The study analyzes benefits of a special physical rehabilitation model applied to gymnasts with spinal cord injuries and geared to build up physical functionality, compensatory resource and muscular strength. The model piloting experiment has been performed at Burdenko Sanatorium in Saki for 2 months on a daily basis. Sampled for the study were 30-33 years old (n=20) former gymnasts with 5+ year long spinal injuries at the final stage of post-spinal-cord-injury (severity class D10-L1) rehabilitation.

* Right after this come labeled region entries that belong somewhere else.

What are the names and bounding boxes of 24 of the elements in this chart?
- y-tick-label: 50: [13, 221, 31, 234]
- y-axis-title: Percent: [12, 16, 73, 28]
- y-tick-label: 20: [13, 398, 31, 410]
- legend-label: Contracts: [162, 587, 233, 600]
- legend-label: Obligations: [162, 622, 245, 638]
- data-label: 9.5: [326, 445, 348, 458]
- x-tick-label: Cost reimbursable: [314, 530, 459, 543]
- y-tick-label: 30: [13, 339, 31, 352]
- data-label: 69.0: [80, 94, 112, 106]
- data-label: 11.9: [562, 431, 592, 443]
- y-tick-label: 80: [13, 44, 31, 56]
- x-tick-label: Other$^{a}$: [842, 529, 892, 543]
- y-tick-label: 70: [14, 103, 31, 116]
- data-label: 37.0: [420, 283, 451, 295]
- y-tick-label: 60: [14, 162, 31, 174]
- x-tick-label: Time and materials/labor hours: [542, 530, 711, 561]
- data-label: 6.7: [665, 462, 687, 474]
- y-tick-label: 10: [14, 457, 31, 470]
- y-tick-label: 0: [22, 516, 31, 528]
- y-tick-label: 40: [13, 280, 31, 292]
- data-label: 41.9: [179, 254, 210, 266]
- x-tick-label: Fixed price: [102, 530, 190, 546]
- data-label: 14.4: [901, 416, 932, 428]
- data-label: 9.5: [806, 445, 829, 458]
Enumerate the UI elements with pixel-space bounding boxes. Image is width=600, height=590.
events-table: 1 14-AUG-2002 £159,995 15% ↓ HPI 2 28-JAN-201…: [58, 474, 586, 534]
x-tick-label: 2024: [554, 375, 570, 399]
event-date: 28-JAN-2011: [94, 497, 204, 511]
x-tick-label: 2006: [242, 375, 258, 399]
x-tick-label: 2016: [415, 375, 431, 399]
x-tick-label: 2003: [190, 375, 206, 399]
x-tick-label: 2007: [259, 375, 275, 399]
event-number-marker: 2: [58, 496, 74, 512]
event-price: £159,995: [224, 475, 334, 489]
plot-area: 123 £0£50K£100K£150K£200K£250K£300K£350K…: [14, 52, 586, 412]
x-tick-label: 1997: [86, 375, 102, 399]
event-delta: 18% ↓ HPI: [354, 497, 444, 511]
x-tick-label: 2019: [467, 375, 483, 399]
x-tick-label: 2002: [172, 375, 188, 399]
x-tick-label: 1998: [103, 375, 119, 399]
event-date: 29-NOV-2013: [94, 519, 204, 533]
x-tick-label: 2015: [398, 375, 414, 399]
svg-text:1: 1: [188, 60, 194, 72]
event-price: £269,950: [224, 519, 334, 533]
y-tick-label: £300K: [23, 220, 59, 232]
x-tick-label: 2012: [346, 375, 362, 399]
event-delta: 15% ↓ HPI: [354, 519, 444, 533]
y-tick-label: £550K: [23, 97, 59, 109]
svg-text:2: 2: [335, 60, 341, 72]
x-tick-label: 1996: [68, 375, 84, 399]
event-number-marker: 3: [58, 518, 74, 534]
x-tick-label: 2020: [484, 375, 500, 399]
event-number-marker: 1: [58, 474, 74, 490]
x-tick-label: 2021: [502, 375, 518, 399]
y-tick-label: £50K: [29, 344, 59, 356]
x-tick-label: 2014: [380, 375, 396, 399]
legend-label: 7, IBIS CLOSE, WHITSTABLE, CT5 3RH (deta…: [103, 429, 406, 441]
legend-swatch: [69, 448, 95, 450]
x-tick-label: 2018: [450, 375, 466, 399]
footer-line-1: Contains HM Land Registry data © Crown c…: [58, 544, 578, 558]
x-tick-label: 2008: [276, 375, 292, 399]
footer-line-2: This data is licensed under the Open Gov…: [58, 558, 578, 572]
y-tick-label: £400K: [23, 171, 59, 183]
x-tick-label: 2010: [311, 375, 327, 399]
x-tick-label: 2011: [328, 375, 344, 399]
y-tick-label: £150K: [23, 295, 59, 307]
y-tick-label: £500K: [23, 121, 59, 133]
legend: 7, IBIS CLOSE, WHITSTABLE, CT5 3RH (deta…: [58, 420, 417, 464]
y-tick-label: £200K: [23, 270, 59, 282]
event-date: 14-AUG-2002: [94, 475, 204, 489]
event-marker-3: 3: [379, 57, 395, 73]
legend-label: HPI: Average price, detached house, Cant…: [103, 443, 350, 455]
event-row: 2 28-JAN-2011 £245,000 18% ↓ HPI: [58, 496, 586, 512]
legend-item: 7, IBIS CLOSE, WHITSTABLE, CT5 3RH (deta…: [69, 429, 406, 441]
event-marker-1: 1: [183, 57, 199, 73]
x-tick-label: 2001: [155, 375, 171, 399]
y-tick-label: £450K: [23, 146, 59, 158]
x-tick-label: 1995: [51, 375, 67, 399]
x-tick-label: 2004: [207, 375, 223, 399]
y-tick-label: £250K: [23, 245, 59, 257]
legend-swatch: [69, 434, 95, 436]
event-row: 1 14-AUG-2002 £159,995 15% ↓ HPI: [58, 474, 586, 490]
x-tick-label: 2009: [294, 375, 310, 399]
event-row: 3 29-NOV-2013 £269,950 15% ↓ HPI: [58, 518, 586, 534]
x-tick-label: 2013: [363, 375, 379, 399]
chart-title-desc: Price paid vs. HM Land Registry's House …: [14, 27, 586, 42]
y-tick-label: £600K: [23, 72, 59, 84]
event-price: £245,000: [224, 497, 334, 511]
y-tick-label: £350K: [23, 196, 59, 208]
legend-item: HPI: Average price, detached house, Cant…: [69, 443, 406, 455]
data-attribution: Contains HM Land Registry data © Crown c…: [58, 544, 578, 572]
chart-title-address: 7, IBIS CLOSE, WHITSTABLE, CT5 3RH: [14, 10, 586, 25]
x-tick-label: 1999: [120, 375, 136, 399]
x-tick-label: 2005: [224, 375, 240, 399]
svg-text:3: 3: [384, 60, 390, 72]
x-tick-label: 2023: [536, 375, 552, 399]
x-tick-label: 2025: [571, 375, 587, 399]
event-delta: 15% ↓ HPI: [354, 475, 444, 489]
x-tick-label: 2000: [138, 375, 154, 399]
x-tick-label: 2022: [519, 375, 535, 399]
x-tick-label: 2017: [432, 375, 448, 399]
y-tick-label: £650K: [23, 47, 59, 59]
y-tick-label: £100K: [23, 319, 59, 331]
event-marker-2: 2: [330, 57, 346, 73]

The physical rehabilitation model was found beneficial as verified by the sample’s progress in the motor abilities driven by the replacement compensation principle i.e. with the impaired muscles of the transitional zone above the injury being engaged in the practices together with healthy muscle groups. A set of special isometric, dynamic and corrective exercises applied by the model was intended to build strength in the muscles and scale down the muscular deformations, overtone and hyperspasticity rates. The rehabilitation processes were facilitated by the therapeutic massage to normalize the metabolic processes in the body tissues, improve the lymph/ blood flows, mitigate pains, speed up the nervous fibers regeneration, reinforce the musculoskeletal system, build up strength, prevent and reduce atrophy and, hence, to make the patients more physically active. The physical rehabilitation model was tested to improve bodily adaptive, reserve and compensatory resources and, therefore, may be recommended for rehabilitation of athletes after spinal (lower thoracic) cord injuries.